Harriers' run
would make any fox howl
The Arizona Daily Star
Date not available, sometime in 1997-98
By Tom Collins
'Dorky' red dresses are part of
the fun
He's 5 feet 8 inches tall,
wearing a red tennis shirt and a wig, standing in the
MacFrugal's parking lot at North Sabino Canyon and
East Tanque Verde roads.
He wants to be called Cheetah.
The 46-year-old University of
Arizona professor is one of 50 red-dresses runners -
male and female - who took part in yesterday's
JHavelina Hash House Harriers red dress hash.

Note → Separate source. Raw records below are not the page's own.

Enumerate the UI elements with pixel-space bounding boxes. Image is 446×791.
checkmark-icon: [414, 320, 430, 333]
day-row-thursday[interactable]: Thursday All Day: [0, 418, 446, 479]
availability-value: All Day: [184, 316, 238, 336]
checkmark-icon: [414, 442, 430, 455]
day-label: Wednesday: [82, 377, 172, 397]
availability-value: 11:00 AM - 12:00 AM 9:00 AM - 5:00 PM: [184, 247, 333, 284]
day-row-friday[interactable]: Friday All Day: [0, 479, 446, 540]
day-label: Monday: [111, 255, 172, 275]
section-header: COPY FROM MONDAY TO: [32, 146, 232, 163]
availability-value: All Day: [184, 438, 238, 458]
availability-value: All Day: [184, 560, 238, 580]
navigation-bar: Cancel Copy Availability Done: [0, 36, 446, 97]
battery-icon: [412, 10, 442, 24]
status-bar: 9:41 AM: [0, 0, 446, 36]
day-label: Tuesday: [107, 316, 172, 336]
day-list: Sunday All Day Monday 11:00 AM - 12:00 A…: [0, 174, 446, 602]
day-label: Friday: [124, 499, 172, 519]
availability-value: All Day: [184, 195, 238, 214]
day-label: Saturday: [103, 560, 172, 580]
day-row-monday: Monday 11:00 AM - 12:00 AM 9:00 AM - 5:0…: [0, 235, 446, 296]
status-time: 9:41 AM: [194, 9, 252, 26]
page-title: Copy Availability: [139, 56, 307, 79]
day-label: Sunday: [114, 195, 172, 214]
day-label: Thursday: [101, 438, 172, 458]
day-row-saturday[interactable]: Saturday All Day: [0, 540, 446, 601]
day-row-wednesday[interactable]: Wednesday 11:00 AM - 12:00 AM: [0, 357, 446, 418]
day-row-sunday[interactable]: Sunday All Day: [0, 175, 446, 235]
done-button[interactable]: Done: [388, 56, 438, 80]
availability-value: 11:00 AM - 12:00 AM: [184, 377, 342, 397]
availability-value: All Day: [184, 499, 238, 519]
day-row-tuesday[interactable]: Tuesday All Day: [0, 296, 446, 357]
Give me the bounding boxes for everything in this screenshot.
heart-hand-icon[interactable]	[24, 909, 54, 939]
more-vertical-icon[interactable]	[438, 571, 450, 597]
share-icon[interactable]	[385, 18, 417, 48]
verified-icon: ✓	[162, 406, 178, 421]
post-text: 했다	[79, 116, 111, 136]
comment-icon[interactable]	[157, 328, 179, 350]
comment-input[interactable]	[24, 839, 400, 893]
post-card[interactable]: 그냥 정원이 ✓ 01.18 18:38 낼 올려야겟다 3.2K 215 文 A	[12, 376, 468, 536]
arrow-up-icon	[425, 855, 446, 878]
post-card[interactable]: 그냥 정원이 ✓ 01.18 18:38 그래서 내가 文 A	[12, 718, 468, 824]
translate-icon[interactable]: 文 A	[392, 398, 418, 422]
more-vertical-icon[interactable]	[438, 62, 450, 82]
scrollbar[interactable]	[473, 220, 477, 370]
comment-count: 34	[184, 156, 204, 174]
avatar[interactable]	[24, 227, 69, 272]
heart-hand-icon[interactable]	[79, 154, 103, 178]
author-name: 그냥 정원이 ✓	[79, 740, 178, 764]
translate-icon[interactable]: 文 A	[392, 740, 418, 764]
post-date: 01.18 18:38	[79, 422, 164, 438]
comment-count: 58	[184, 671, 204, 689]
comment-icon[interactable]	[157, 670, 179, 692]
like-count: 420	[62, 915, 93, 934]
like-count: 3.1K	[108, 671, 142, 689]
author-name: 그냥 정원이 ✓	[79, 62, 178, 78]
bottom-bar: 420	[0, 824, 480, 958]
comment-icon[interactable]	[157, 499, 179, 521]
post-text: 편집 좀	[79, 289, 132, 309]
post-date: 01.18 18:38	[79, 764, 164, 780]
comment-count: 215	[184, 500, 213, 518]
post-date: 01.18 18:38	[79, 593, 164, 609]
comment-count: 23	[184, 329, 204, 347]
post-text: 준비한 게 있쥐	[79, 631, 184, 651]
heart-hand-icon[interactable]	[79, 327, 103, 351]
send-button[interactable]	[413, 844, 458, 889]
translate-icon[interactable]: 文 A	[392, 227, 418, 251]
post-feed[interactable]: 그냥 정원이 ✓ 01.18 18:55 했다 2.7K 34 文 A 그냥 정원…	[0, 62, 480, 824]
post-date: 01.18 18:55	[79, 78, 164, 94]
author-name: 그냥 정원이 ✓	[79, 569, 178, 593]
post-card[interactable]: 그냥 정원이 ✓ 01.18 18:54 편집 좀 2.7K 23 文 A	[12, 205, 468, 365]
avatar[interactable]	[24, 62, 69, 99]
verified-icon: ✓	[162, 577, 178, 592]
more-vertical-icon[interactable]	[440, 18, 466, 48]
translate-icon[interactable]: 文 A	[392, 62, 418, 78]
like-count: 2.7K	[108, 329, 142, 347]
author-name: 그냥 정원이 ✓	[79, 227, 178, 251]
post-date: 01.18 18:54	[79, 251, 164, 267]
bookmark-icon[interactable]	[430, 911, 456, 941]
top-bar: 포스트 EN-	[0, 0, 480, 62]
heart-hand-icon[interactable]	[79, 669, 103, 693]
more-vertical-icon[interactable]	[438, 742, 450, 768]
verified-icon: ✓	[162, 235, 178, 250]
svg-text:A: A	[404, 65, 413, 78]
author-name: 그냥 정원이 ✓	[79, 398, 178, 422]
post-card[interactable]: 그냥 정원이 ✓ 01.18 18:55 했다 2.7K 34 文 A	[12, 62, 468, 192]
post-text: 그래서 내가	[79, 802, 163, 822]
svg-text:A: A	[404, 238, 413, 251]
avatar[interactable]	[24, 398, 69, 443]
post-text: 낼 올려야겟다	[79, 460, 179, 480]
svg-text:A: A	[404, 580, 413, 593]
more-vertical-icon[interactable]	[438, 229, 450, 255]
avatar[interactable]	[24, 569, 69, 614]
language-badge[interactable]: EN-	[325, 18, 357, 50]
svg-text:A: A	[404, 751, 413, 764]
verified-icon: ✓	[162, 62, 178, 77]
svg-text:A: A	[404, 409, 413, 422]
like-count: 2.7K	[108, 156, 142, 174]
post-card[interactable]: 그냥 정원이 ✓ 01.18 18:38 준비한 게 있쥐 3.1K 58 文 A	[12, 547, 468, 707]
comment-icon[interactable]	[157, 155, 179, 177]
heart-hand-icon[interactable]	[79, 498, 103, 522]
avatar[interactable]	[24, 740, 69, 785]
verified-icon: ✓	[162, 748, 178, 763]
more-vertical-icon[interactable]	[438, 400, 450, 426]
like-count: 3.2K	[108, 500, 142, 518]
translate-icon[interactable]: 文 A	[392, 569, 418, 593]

The hash run, which doesn't
always include the red dress, is a 70 [60] year-old
tradition based loosely on the English fox hunt. A
hash involves several human "hares" being
pursued by the "hashers" over several miles
with a stop for drinks along the way.
HOW TO HASH
"Hares" get a
15-minute head start and leave various hints and
"hash marks" to distinguish their path.
Penalties, which can be assessed for anything from
being a caught hare to a first-time runner, are doled
out in "down downs" - the drinking of 12
ounces of beer, soda or water.
The JHavelina Hash House
Harriers is a 4-year-old Tucson club devoted to the
sport.
Like many pastimes in which
alcohol plays a role, the red dress hash has a hazy
history. This is either the first time of the third
the Tucson group hash donned dresses to run,
depending on whom you ask.
Cheetah said the red dress is a
trend sweeping through the hash run ranks that
started with a San Diego event that drew 500 people.
"It's kind of a copycat
thing," said Cheetah, who was given his nickname
by others in the club.
Anyone who makes it through six
runs earns a nickname, everything from Parachuting
Peter (a 44 year-old engineer who once jumped naked
from an airplane), to Communicable Disease, a former
Marine named Ed Haley.
Haley earned his name doing
hash runs while stationed in Okinawa, Japan, 19 years
ago. Since then he hash run more than 500 hashes,
including 221 in Tucson.
"It's more of a social
club than anything," Haley said.
Wendy Tong, a Davis-Monthan
flight doctor, met her husband at a Washington, D.C.,
hash. Yesterday she brought her stepson, Justin
Ladrun, 12, who wore his red dress showing no sign of
adolescent embarrassment.
"I did at first,"
Ladrun said, "but there are other people here
who look worse than me."
The group runs Saturdays at 3
p.m. - 5 p.m. in the summer and 7 p.m. on full moon
nights.
Hashers yesterday were hunting
Tucson's Hash Master, the Long Ranger, his wife and
another runner. The three planned to lead the others
on about a five-mile run - including a stop at
Hooters for a "beer check" - that would end
in Tanque Verde Wash.
The Ranger's real name is Scott
Devlin, 33, an Army ranger turned writer who runs
ultra marathons in his spare time.
Other special hashes include
Hash de Tucson, which is made up of back-to-back
runs, and camping hashes, which involve one hash in
the evening and one in the morning, Devlin said.
As for the dresses, Cheetah
said: "If you didn't show up with a red dress
you'd feel like a dork. If you do show up with a red
dress you feel like a dork, but you look like
everybody else."
There are about 1,300 active
hash groups in the world today, representing every
continent, according to the Global Trash Hash Bible.